As negotiations continue, the strikers are pressing ahead to build the December 17 rally as a massive show of strength.  
 
December 1, 1952
One of the outstanding features of the frameup trial that opened Nov. 20 in Prague, Czechoslovakia, the biggest of its kind to-date in Eastern Europe, is the stress on the Jewish origin of the defendants in the dock.

As a matter of fact, this was also true of the very first attacks, after Lenin’s death, against Leon Trotsky and the anti-Stalinist opposition he then led inside the Soviet Union.
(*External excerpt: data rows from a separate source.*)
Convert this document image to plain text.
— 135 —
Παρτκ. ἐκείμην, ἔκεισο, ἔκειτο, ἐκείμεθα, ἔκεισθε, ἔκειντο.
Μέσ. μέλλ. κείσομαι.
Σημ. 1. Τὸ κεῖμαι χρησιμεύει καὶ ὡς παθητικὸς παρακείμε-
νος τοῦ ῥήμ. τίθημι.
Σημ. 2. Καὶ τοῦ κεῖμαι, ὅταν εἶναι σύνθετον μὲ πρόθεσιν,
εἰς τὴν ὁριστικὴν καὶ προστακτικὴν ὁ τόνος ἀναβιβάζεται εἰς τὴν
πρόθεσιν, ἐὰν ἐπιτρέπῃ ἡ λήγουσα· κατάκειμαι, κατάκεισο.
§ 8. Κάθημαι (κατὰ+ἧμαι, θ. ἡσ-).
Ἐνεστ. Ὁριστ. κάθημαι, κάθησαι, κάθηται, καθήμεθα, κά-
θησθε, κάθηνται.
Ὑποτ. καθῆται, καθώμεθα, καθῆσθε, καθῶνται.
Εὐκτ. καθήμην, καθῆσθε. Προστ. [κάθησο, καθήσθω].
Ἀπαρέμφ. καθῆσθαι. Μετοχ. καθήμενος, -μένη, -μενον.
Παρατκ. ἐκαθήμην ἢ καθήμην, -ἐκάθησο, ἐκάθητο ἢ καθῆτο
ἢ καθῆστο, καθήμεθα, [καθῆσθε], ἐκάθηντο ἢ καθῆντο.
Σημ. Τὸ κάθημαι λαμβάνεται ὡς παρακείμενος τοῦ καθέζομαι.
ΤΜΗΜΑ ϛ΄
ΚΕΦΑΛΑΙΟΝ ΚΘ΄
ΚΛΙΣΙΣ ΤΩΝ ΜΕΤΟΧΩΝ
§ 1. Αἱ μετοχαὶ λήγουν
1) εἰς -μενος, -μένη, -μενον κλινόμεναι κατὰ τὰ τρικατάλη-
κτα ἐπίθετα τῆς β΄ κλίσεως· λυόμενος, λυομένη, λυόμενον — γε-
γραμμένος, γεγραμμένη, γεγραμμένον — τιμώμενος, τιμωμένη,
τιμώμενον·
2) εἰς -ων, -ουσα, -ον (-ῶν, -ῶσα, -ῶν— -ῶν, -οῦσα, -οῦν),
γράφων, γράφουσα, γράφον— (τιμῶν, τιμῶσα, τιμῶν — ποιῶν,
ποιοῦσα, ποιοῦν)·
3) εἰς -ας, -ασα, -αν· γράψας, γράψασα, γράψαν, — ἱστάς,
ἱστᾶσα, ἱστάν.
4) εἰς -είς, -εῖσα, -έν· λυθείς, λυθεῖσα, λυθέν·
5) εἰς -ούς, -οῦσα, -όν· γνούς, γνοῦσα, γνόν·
Heading the list of 14 defendants, of whom 11 are of Jewish origin, is Rudolf Slansky, former General Secretary of the Czech Communist Party, life-long agent of the Kremlin. The charge of "Zionist conspirators" is ranked in the indictment as second only to the customary charge of "Trotskyism."

The use of anti-Semitism in the Kremlin’s foreign policy, principally in the Middle East, is clear enough. Here Stalin is playing the game of the most reactionary Arab elements and stands thereby to gain favor in their eyes.

But Stalin’s use of the weapon employed by Hitler is in the first instance dictated by internal needs. The Kremlin is in dire need of scapegoats for the intolerable oppression which it has imposed upon the East European countries.

How far Stalin will go on this road not only in Czechoslovakia but in other East European countries still remains, of course, to be seen. But it is already clear that the Czech frameup exceeds in its scope and consequences the previous set of "anti-Titoist" trials and purges in the East European countries.